Editorial: Cartas de intenções

O componente ideológico tomou para si as atenções políticas nos últimos anos. Assistiu-se à construção de um cenário polarizado e, não poucas vezes, ocupou o lugar do debate público de ideias. Ainda que, em princípio, não se possa negar que algumas diferenças são inconciliáveis, a troca de hostilidades não traz ganhos para sociedade. O contrário é verdadeiro. O certo é que o cidadão perde com um ambiente que troca a razão pelas emoções exaltadas, que não poucas vezes ignoram questões técnicas da administração pública. Surgem discursos onde coerência, competências e as jurisdições dos cargos pleiteados são ignorados.

É compreensível que as paixões se façam presentes na política, dada sua proximidade e importância para a vida em sociedade e para cada indivíduo em particular. Afinal, desde a raiz da palavra, que remonta à Grécia antiga, a política é aquilo que é próprio da sociedade, o que é de interesse de todos como cidadãos. Nessa esfera, tomam-se decisões e protagonizam-se ações que têm influência direta no cotidiano de cada pessoa, esteja ela interessada ou não no debate político.

Por sua importância à vida de cada cidadão, justamente, é que a temperança deve ser uma qualidade do debate e dos embates políticos. Sabe-se que o objetivo do sistema político é a manutenção da ordem pública pactuada, garantida pelas leis e instituições de determinado território, e a defesa da integridade daqueles que vivem nele e sob suas regras. Para tal, o instrumento da razão se faz indispensável. É mister ter e apresentar ideias claras e um pleito deve ser, fundamentalmente, uma disputa saudável entre projetos - no caso das eleições de novembro - para os municípios. Os humores não devem turvar a visão do que importa, do que de fato está em jogo na escolha deste ou daquele projeto de administração do bem público.

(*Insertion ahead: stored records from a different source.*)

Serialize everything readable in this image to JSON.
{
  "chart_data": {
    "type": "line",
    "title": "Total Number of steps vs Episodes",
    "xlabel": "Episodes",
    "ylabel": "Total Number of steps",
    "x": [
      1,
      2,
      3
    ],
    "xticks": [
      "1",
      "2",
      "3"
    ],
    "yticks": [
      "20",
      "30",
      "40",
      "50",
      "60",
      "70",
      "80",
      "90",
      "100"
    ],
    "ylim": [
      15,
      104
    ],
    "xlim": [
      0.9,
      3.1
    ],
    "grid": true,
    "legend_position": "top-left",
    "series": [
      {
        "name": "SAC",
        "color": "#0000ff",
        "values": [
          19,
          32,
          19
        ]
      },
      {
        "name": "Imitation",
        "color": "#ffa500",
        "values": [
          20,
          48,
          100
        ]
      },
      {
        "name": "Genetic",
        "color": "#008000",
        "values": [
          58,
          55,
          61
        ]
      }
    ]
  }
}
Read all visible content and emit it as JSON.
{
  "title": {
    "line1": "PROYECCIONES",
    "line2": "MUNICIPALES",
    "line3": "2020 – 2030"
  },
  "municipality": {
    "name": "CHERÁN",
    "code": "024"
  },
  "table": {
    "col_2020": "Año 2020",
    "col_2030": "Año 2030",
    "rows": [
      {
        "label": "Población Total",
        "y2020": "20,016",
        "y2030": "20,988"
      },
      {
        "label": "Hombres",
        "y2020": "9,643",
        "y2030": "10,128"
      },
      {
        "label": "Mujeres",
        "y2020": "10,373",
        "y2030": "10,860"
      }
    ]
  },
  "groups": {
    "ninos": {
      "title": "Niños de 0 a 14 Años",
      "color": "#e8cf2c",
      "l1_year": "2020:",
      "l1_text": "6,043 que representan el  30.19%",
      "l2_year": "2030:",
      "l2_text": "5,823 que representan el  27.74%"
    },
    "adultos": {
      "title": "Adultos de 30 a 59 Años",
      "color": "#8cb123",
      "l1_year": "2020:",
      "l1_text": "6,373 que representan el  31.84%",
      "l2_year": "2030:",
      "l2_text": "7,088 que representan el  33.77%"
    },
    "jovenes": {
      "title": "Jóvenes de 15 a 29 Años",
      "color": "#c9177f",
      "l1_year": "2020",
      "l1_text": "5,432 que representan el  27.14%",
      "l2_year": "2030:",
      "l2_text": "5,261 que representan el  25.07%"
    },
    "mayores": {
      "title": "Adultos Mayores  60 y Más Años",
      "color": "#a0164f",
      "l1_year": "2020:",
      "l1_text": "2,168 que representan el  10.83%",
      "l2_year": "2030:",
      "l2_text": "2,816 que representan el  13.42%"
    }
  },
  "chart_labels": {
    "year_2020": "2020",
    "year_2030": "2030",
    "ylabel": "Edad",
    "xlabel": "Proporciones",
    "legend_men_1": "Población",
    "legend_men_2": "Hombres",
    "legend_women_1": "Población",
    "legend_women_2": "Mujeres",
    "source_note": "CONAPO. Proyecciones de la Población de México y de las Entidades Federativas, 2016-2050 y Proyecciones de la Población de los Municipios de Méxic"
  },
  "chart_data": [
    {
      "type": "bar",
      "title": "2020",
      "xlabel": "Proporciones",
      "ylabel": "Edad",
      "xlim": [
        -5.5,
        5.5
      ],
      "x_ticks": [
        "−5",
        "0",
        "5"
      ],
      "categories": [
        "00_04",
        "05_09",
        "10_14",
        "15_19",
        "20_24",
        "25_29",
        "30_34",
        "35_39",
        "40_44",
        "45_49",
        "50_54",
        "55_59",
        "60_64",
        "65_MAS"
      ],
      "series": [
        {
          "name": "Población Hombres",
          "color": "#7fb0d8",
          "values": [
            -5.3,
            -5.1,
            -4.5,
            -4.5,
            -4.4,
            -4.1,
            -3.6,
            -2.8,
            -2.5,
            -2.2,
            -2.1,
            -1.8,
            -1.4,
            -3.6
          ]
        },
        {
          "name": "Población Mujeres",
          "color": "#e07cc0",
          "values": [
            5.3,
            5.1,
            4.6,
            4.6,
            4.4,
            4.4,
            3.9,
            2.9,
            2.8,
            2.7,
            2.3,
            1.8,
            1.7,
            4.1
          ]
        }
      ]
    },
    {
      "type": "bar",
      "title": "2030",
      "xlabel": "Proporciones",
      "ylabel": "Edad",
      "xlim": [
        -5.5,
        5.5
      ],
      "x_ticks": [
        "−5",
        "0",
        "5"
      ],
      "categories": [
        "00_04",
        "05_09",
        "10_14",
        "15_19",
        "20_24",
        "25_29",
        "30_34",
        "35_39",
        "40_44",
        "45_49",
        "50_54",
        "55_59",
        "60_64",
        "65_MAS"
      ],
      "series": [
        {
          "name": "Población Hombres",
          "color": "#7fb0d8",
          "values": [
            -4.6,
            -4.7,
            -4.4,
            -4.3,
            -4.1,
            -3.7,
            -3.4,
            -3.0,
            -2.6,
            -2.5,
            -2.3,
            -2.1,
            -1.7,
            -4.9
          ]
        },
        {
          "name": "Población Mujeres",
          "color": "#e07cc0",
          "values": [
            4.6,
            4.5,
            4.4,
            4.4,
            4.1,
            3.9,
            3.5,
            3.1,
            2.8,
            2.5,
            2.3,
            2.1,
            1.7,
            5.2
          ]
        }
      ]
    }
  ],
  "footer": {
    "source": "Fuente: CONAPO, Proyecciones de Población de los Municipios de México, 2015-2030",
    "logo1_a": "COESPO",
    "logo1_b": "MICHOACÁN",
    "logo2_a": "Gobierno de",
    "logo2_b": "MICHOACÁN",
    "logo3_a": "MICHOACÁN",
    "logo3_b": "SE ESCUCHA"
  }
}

Em vistas do esclarecimento, o cidadão tem disponível os planos de governo elaborados pelas candidaturas de cada postulante a representá-lo, neste pleito, no cargo de prefeito. Neste documento, os candidatos ao Executivo precisam informar suas principais ideias e propostas para a administração municipal.

A apresentação da Proposta de Governo é obrigatória, desde 2009, quando o documento tornou-se uma exigência para as candidaturas, conforme consta hoje na Lei 9.504/97, que regula as eleições brasileiras. A proposta consta na lista de documentos que o candidato precisa enviar ao Tribunal Superior Eleitoral (TSE), sob pena de não ser habilitado a participar da disputa eleitoral.

Apesar de ser compulsória, a Proposta de Governo não segue uma padronização. Infelizmente, esse é um ponto negativo que atravessará o caminho do eleitor que se dispõe a conhecê-los. Contudo, mesmo que longe do ideal, está disponível no site do Tribunal Superior Eleitoral, juntamente a outros documentos obrigatórios exigidos dos candidatos, esse documento singular.

Uma Proposta de Governo é uma carta de intenções, um compromisso firmado com toda a sociedade. Em princípio, conhecê-lo contribui para que as escolhas tomadas sejam feitas de forma consciente, fundamentadas e certificadas. É o que exige um ato fundante e definidor, como o sufrágio que espera a sociedade no próximo mês de novembro.